5 Ways to Improve the Whisky Barrel Investment Market

by Aaron Damiano Sparkes
Founder of Whisky 1901
28.07.23

 

There are several rules and regulations when it comes to the production of Scotch. For example, by law, Scotch whisky can only be made in Scotland. It must also be distilled and matured in oak casks for a minimum of three years. Additionally, it must be made from just three natural ingredients – water, yeast, and cereals – and be bottled at a minimum strength of 40% ABV (alcohol by volume).

Unfortunately, the same cannot be said of the increasing popular whisky barrel investment market.

Despite its growing profile as an alternative asset, whisky cask investment remains a largely unregulated market. Sadly, this leaves the door open to disreputable companies and investors exposed to unnecessary risk.

Greater rules and regulations are needed to govern the industry and we call upon whisky cask investment companies to come together to agree these. Introducing measures to protect consumers will allow for a more positive experience all round, enabling reputable companies to provide investors with the best, and most rewarding, experience possible.

Below are five ways the whisky barrel investment market could be improved:

whisky barrels in storage

1. A regulatory body and code of practice

Firstly, there needs to be a regulatory body, like the Financial Conduct Authority (FCA) for example. The FCA regulates financial services firms and financial markets in the UK, but sadly this does not extend to whisky cask investment. The buying and selling of whisky in the UK falls under HMRC regulation via the Warehousekeepers and Owners of Warehoused Goods Regulations (WOWGR) register. Companies must apply for a licence that confirms the company is legitimate and has been given the legal right to trade suspended goods by HMRC.

There is a strong case to be made for whisky investment to be covered by an industry specific regulatory body, whether self-regulated or independently governed. Other industries such as communications and energy companies have government regulatory bodies like Ofcom and Ofgem. The main aim of both bodies is to protect the consumer and ensure companies are held to account when things go wrong, for example, with the use of sanctions. By introducing something similar, financed by members in the whisky cask investment industry, where companies agree and adhere to a professional code of practice, investors would be given reassurance and greater protection.

2. Whisky consultants should be qualified

This may seem obvious, but consultants who are offering their expertise in whisky cask investment should be required to evidence that they have experience and knowledge of the industry, as well as the right qualifications and accreditations. Qualifications from respected institutions such as the Wine and Spirits Education Trust (WSET) and Edinburgh Whisky Academy are a must to ensure investors are being provided with the right advice to help them maximise returns.

While there are no formal educational requirements to be a stockbroker, for example, they are generally required to hold a Bachelor’s Degree and industry-specific qualifications, as well as registering with the FCA. In the same way, whisky brokers should be able to prove that they have relevant experience, as well as extensive knowledge of the whisky investment industry. Without this requirement, investors risk being exposed to consultants that lack the appropriate skills or qualifications.
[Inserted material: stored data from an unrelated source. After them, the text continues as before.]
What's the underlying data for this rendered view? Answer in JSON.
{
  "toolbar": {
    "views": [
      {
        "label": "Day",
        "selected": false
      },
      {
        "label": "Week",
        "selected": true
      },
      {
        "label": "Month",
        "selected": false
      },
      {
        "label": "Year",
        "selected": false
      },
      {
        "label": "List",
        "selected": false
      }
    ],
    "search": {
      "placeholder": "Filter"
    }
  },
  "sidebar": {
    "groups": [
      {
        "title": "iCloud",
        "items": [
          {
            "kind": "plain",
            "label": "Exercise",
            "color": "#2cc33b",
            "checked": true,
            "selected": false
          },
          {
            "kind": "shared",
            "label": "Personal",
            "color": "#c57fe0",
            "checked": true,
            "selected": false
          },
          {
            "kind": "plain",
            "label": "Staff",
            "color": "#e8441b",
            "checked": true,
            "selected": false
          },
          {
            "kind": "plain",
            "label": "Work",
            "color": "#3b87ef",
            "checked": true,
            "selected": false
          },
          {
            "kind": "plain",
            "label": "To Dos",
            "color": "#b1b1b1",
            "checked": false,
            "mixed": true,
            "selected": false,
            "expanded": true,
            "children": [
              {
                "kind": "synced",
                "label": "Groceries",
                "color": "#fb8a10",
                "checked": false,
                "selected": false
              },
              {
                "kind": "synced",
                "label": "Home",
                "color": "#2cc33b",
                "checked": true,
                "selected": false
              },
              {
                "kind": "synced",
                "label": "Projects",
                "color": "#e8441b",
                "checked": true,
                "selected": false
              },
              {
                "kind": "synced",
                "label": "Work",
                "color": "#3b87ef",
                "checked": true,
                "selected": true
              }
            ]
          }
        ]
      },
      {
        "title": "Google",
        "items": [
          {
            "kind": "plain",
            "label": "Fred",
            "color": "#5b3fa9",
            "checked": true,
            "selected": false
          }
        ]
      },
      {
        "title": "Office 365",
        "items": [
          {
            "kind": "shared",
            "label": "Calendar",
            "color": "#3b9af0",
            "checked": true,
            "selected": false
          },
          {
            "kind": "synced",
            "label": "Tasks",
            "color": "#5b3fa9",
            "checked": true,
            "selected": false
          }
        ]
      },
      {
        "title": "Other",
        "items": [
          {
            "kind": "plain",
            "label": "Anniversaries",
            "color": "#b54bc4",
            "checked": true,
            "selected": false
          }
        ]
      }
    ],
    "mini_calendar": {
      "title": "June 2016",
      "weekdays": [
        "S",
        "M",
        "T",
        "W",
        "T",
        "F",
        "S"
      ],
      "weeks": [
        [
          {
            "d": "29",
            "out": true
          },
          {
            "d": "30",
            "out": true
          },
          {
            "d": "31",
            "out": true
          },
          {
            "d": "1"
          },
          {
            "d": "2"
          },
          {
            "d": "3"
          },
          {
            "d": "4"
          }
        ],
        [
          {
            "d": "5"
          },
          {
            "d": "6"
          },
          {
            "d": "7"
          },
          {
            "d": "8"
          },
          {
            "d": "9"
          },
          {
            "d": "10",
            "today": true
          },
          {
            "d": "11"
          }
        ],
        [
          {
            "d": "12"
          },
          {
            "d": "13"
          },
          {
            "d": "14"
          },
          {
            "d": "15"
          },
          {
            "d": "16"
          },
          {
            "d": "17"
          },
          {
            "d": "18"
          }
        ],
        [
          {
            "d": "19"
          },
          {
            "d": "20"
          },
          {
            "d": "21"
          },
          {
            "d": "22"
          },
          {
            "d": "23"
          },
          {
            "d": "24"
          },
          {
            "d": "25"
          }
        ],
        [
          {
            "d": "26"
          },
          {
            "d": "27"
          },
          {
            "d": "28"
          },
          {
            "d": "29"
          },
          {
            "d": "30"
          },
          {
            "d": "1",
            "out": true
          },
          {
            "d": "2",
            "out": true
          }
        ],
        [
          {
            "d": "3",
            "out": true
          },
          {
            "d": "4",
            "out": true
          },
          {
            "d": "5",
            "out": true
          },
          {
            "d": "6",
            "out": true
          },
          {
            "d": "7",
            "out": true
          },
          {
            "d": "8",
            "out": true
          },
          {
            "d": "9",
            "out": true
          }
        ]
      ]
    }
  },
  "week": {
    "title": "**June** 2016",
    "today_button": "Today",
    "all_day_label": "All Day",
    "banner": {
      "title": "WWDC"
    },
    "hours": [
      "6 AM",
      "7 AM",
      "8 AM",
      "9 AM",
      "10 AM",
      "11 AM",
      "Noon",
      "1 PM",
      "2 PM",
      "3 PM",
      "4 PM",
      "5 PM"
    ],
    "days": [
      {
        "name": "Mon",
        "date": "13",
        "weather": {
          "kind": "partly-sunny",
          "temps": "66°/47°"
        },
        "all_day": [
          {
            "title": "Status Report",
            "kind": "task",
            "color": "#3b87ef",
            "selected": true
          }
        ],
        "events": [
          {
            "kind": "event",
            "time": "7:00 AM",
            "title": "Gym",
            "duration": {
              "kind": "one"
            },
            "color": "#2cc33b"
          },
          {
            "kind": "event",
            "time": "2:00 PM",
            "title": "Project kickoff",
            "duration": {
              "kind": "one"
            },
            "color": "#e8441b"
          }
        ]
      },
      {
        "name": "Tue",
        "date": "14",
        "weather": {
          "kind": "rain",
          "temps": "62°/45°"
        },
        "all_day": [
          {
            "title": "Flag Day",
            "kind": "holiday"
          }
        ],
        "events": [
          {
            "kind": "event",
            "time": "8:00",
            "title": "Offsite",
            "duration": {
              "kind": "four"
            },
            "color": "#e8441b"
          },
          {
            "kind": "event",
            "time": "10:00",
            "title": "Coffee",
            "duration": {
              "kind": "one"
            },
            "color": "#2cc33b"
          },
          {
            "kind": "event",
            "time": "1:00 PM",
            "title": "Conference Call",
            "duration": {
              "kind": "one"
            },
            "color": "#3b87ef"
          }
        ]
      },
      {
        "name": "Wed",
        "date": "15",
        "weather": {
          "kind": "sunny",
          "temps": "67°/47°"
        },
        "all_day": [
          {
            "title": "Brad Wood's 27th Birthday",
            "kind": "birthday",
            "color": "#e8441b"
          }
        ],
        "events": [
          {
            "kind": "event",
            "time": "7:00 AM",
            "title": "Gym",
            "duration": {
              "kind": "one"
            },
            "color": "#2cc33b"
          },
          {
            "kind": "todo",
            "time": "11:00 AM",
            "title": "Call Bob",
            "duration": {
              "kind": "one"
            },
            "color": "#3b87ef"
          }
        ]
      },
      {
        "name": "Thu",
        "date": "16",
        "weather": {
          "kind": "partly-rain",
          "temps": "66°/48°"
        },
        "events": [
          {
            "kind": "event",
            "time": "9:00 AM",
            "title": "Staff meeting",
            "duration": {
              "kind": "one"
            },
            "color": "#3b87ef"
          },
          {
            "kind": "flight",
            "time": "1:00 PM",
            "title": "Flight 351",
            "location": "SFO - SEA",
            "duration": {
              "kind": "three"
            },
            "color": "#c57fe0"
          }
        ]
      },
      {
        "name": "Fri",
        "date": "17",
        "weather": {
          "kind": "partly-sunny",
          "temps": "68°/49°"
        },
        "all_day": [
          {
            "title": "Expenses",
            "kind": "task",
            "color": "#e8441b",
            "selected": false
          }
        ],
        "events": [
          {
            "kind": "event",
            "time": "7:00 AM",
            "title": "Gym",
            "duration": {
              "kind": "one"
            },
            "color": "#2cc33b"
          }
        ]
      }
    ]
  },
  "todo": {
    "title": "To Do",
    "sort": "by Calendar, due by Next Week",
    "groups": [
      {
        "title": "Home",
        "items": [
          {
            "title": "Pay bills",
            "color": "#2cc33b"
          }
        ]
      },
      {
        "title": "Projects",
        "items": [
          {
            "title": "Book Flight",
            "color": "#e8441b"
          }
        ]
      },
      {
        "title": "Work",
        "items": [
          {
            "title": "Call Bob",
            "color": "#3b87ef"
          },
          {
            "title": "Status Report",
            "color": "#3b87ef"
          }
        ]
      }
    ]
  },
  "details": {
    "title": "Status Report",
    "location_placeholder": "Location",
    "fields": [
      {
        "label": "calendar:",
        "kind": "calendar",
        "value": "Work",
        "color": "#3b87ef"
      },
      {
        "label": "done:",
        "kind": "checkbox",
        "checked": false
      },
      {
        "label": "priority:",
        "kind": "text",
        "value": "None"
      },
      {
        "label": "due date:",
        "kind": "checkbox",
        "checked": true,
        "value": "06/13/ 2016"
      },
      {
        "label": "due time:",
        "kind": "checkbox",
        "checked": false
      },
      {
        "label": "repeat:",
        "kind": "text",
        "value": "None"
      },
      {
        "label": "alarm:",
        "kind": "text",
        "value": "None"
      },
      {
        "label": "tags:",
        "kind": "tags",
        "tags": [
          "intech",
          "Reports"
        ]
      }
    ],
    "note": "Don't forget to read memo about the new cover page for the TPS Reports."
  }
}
3. An independent compliance department 

Every whisky cask investment company should have an independent compliance department. Before investing, every potential customer should have a meeting with the compliance officer to ensure they are happy and comfortable with the process and understand the potential risks.  Once the investor commits to purchase, a compliance officer should oversee the transfer of legal ownership, along with a lawyer, to ensure that this is conducted correctly.

Using a compliance department ensures that the company’s policies and activities support ethical protocols. This then means investors are provided with the highest quality of service and reassurance that their investment is in a safe pair of hands.

4. A legal partner

As with the independent compliance department, whisky cask investment companies should also have a legal team or partner. With brokering comes responsibility, and it should be the norm that there is a lawyer instructed to ensure processes are correctly verified. Investors should be assured that when investing in casks they are the legal owners via a Delivery Order.

A legal partner can also help draw up a Bailment Contract, which includes the Unique Cask Number, cask details and location, and signatures of both parties for complete transparency and peace of mind. This common law agreement provides proof that the investment company is simply managing the cask on the investor’s behalf, but they are the legal owner.

If the investment company were to face any financial issues, investors can be reassured that their investment would not be considered business collateral.

5. A global marketplace and indices

The wine trade industry has a global marketplace known as ‘Liv-ex’ (London International Vintners Exchange), with a mission to make the wine market ‘transparent, efficient, and safe for the benefit of everyone in the trade’. It supplies over 600 merchant members with data – including real-time transaction prices and worldwide trading and logistics services.

Unfortunately, this does not currently exist in the whisky cask investment market. Paying too much for a cask is one of the most common pitfalls, with some companies offering highly inflated prices. A global marketplace and indices for the whisky barrel market would mean there would be far greater transparency around the pricing and processes of buying and selling casks.

I believe these five measures can significantly improve the whisky barrel investment market, leading to a more trustworthy and regulated experience for investors.